Yes, to your comment about the time-honored place of nurses in the Peace Corps. Back in early -63 my group (Ghana-3 Geology) trained simultaneously with Tunisia -1 (or was it -2), composed of about a dozen nurses. Wonderful volunteers, I thought. I regretted they weren’t coming with us to Ghana. Lately I have heard something of this ban on actual clinical work, and if true, it’s regrettable. What better thing for a nurse-PCV to work on, than upgrading clinical practices, to prevent transmission of infectious diseases. John Turnbull New Mexico
John,
I could not find any information that suggests Buckingham was a RPCV. I could not find him on Linkedin, which is my go-to-place for career information. Here is a link to an interview in which Buckingham discusses his long history as a HIV/AIDS activist and how that has impacted his role at Peace Corps.
http://sciencespeaksblog.org/2011/06/10/peace-corps-buck-buckingham-aids-at-30/
Let me see if I can explain how absolutely necessary the ban on clinical work for Trainees, Volunteers, and staff is.
It may be this is another example of how the experience of women Volunteers, either as nurses, clinical staff or just
health educators, which is what I was, differs from men Volunteers. The problem in the developing world was not lack of education or training. It was a lack of adequate equipment and surgical instruments, especially needles and most importantly, an adequate energy source to ensure adequate sterizilation.

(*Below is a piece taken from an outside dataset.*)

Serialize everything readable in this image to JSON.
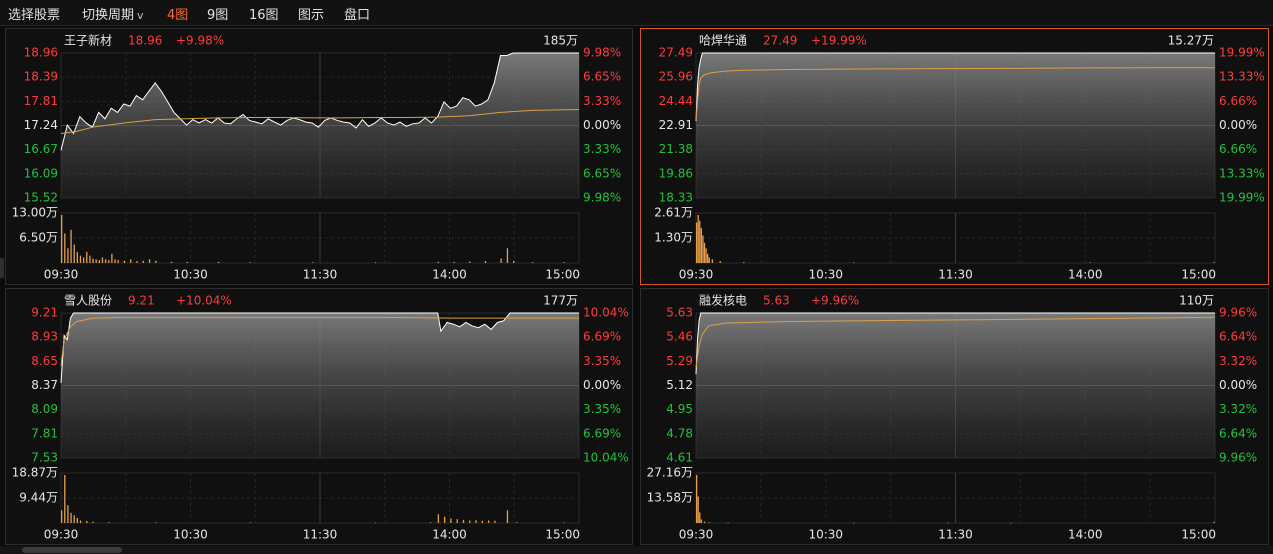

This was a major problem for many Volunteers from the very beginning. I was not trained to perform any medical procedures, like vacinations. However, it was my job to promote vacinations and organize vaccination stations. The problem was out in the country (campo) there simply was not an energy source sufficient to sterizlize the needles. The clinic staff did have a small burner that could keep water relatively hot, but it was not adequate for sterilization. I was not in a position to do anything. I spoke at length with my program coordinator, who was not medically trained. She just told me to tell them to boil the needles. Sure. Many, many, nurses, I knew, were conflicted about the ethics of their assignments. Many choose not to do clinic service, but instead just train and educate. Whe the blood borne disease was HIV/AID, risk to all Peace Corps staff was too great. Plus, as importantly, they could not risk being in a situation where they could be infecting patients. The role of dirty needles in the HIV/AID spread has never been really examined.
I had two personal experiences with this problem. I was hospitalized in the major hospital, PC approved, for a minor surgical procedure. In the middle of the night, the Peace Corps nurse came in and begged me to refuse to have it done.
She said the surgeons were technically excellent, but the post-surgerical infection rate was 80%. She said she feared for my life. I was lucky and did not have to undergo the surgery.
In the Spring of 1965, Colombia had a small pox epidemic. We all had to be immunized. I traveled in country and at every entrance to a city, a bus station, or an airport, everyone had to display a “fresh” vaccination. If one could not, then one was vaccinated at the outdoor station. I was vaccinated four or five times. I also supported vaccination campaigns in my site.